Safra de soja avança com perdas e gargalos logísticos

No Paraná, a colheita alcança 42 porcento da área total

Safra de soja avança com perdas e gargalos logísticos
Ilustrativa

A colheita da soja avança de forma desigual nas principais regiões produtoras do país, em meio a problemas climáticos, gargalos logísticos e variações nos preços pagos ao produtor. Levantamento divulgado pela TF Agroeconômica nesta quarta-feira aponta cenários bastante distintos entre os estados, com perdas severas no Sul e forte pressão de oferta em áreas de grande produção no Centro-Oeste.

No Rio Grande do Sul, a situação é considerada crítica. Apenas 1% da área estimada em 6,68 milhões de hectares foi colhida até o momento, enquanto a estiagem provocou perdas irreversíveis estimadas em 2,71 milhões de toneladas, cerca de 13% da produção inicialmente projetada.
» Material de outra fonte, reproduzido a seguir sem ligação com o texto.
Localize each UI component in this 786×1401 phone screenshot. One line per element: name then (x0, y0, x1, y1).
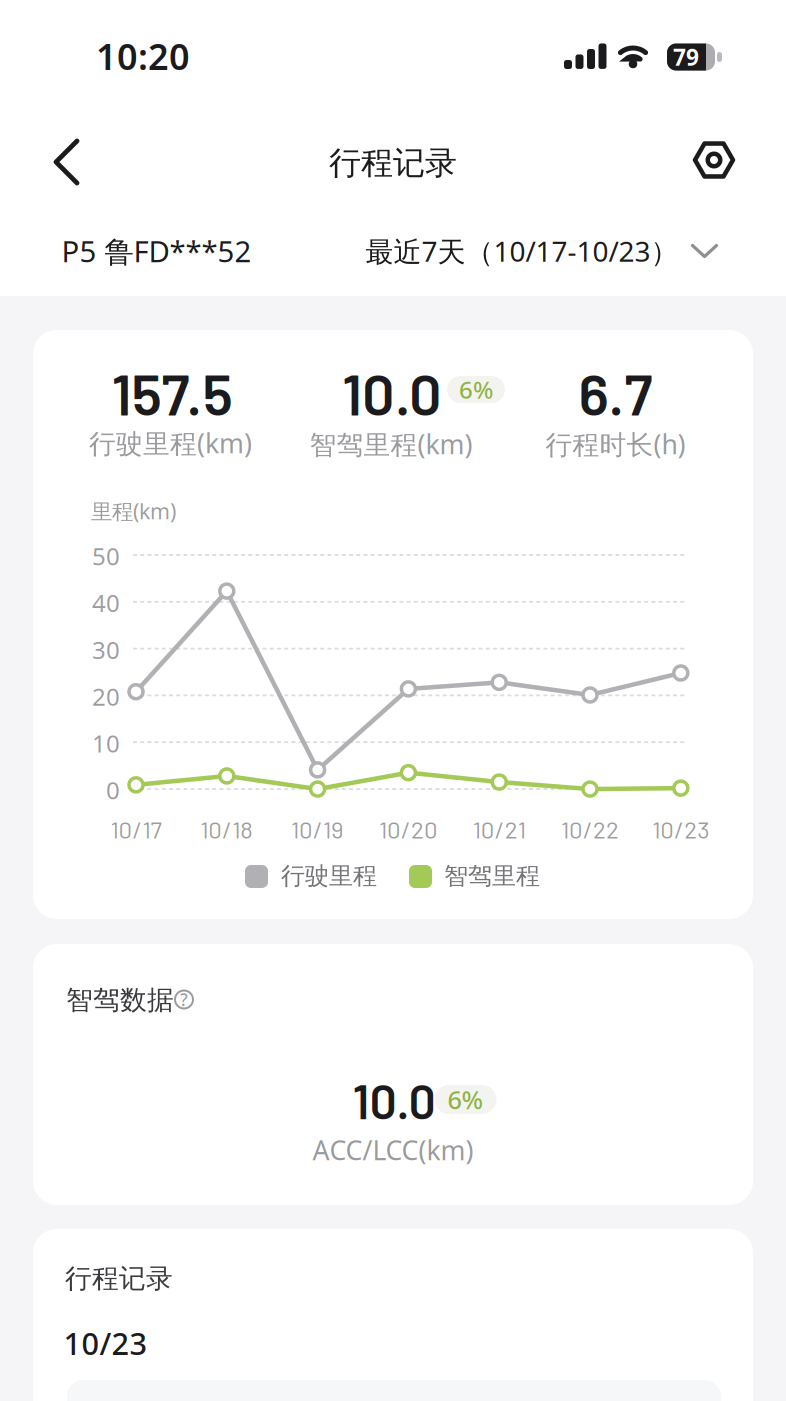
staticText: 行程记录 (329, 143, 457, 183)
staticText: 157.5 (112, 358, 232, 427)
staticText: 10/19 (291, 815, 344, 843)
staticText: ACC/LCC(km) (312, 1132, 474, 1168)
button[interactable]: About 智驾数据 (174, 988, 194, 1011)
staticText: 行程时长(h) (546, 426, 686, 462)
staticText: 行驶里程 (281, 861, 377, 891)
staticText: 行驶里程(km) (89, 425, 252, 461)
staticText: 20 (92, 680, 120, 712)
staticText: 10:20 (96, 32, 190, 80)
staticText: 6.7 (578, 358, 652, 427)
staticText: 50 (92, 540, 120, 572)
staticText: 6% (448, 1083, 484, 1116)
button[interactable]: P5 鲁FD***52 (62, 231, 322, 270)
button[interactable]: Settings (684, 130, 744, 190)
staticText: 40 (92, 587, 120, 619)
staticText: 10.0 (342, 358, 442, 427)
staticText: 里程(km) (91, 497, 176, 525)
staticText: 10/23 (652, 815, 709, 843)
staticText: 79 (673, 42, 699, 72)
staticText: 10/20 (379, 815, 438, 843)
staticText: 行程记录 (65, 1262, 173, 1295)
staticText: 10/23 (64, 1323, 148, 1363)
staticText: 智驾里程 (444, 861, 540, 891)
staticText: 10/21 (473, 815, 526, 843)
button[interactable]: Back (36, 132, 96, 192)
staticText: 10/17 (110, 815, 162, 843)
staticText: 智驾数据 (66, 984, 174, 1016)
staticText: P5 鲁FD***52 (62, 231, 252, 270)
staticText: ? (180, 988, 188, 1011)
staticText: 30 (92, 634, 120, 666)
staticText: 最近7天（10/17-10/23） (366, 232, 678, 270)
button[interactable]: 最近7天（10/17-10/23） (366, 232, 718, 270)
staticText: 10/18 (200, 815, 253, 843)
staticText: 10 (92, 727, 120, 759)
staticText: 0 (106, 774, 120, 806)
staticText: 10.0 (352, 1071, 436, 1129)
staticText: 10/22 (561, 815, 619, 843)
staticText: 智驾里程(km) (310, 426, 472, 462)
staticText: 6% (459, 374, 493, 406)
Em Santa Catarina, o cenário é mais estável. A colheita segue em ritmo considerado normal e voltada principalmente ao abastecimento da agroindústria de proteína animal do estado. O Porto de São Francisco do Sul encerrou o dia com a saca cotada a R$ 128,50. Nas cooperativas, a Copérdia registra média de R$ 121,00 para soja de associados. O farelo segue valorizado, cotado a R$ 1,97 por quilo a granel, pressionando os custos da cadeia de aves e suínos.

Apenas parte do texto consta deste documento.